Main article: lymphoma

Secondary most common primary anterior mediastinal mass in adults. Most are seen in the anterior compartment and rest are seen in middle compartment. Hodgkin's usually present in 40-50's with nodular sclerosing type (7), and non-Hogdkin's in all age groups. Can also be primary mediastinal B cell lymphoma with poor prognosis (8,9). Common symptoms include fever, weight loss, night sweats, and compressive symptoms such as pain, dyspnea, wheezing, SVC syndrome, pleural effusions (10,11). Diagnosis usually by CT showing lobulated mass. Confirmation done by tissue biopsy of accompanying nodes if any, mediastinoscopy, mediastinotomy, or thoracotomy.

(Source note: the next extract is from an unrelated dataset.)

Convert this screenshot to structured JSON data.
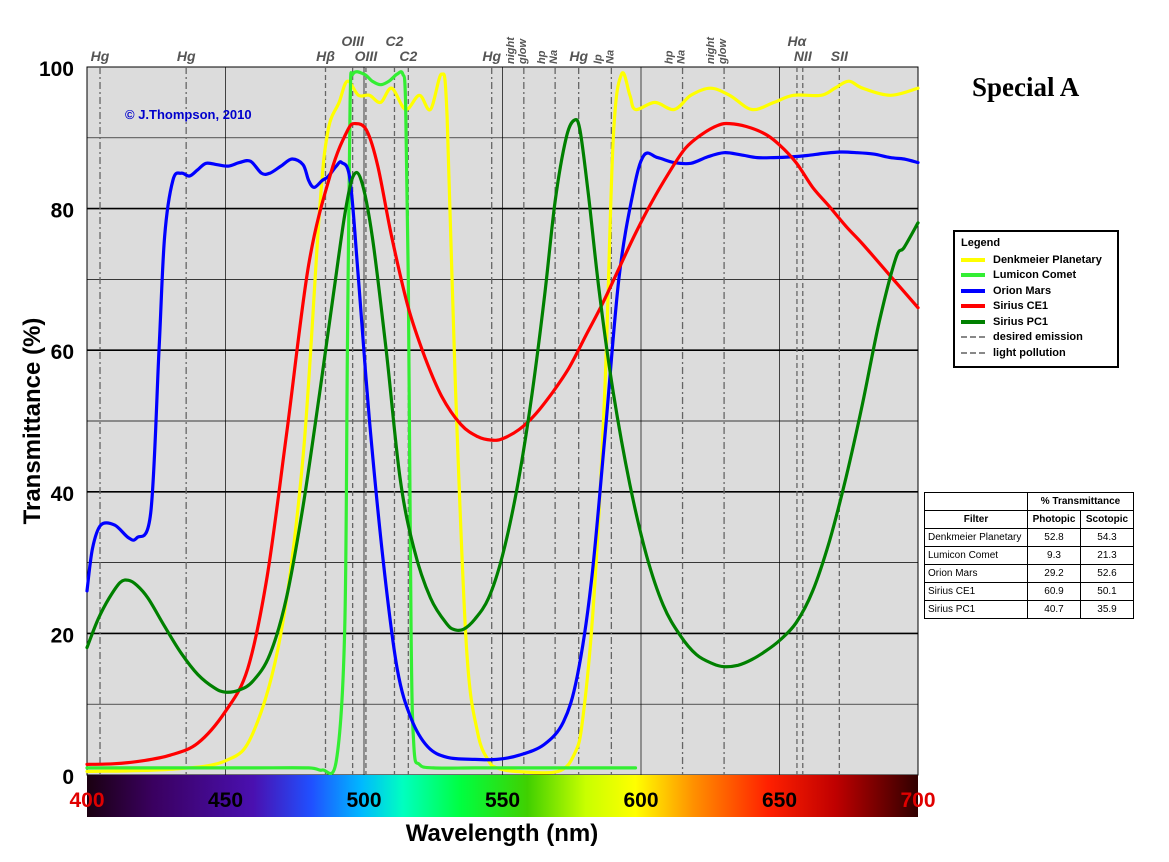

FNA biopsy usually not adequate. (12,13,14) Treatment of mediastinal Hodgkin's involves chemotherapy and/or radiation. 5 year survival is now around 75%. Mediastinal non-Hodgkin's only has median survival of 13 months even with chemotherapy and radiation. (15) Large-cell type may have somewhat better prognosis. Surgery is generally not performed because of invasive nature of tumor.